Host-Pathogen Seminar Series 2009-2010

Stuart Levitz, MD, Professor, Division of Infectious Diseases and Immunology, Department of Medicine, University of Massachusetts Medical School, Worcester, MA

NOTE: This seminar is co-sponsored by The Davis Heart & Lung Research Institute and will take place in 170 DHLRI.

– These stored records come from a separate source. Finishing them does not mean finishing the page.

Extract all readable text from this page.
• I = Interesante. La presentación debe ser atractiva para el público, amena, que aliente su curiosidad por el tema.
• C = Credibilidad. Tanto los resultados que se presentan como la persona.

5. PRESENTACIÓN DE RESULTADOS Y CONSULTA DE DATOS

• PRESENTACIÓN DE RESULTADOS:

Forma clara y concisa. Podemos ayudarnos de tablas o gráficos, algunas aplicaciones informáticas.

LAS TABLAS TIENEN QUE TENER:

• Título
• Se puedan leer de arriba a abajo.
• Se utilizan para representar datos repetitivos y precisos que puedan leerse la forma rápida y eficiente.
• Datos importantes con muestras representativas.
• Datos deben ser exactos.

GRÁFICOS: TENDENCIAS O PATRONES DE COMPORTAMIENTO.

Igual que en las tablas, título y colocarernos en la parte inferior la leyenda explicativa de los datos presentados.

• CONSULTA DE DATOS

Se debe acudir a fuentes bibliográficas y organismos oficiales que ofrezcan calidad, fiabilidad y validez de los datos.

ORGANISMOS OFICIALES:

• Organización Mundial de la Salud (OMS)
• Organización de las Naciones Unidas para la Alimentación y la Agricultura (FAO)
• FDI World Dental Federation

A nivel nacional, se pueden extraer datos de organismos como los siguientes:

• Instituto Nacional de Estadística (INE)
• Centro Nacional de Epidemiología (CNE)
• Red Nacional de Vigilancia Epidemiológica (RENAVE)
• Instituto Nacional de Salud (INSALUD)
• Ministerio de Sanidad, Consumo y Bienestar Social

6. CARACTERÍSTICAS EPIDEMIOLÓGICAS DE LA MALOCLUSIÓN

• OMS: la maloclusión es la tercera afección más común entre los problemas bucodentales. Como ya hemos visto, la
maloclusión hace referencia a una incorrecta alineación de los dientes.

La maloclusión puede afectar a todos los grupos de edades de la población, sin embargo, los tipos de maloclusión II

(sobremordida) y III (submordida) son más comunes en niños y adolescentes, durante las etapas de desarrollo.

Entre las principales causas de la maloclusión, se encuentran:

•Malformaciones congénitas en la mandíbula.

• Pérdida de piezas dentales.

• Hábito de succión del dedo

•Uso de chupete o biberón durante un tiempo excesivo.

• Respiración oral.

Our laboratory studies the mechanisms by which fungal pathogens are innately recognized by the host, leading to an inflammatory response and the initiation of acquired immunity.  We are focused upon responses to the three major components of the fungal cell wall; mannans, ß-glucans and chitin.
Novel vaccine platforms are being constructed which incorporate fungal cell wall components, enabling targeting of antigens to dendritic cells and subsequent biased T cell responses.

"Bricks in the wall: Deciphering and exploiting innate recognition of fungi"

Sergio Grinstein, PhD, Professor, Hospital for Sick Children, Department of Biochemistry, Faculty of Medicine, University of Toronto, Toronto, Canada

Phagocytosis is key to innate immunity and is also central to the clearance of apoptotic cells.  The seminar will describe studies of the molecular mechanisms underlying particle binding, engulfment and degradation, using fluorescent probes to image receptors, lipid mediators and the surface charge of the membrane during the course of phagocytosis.

"Signaling phagocytosis: receptors, phospholipids and surface charges"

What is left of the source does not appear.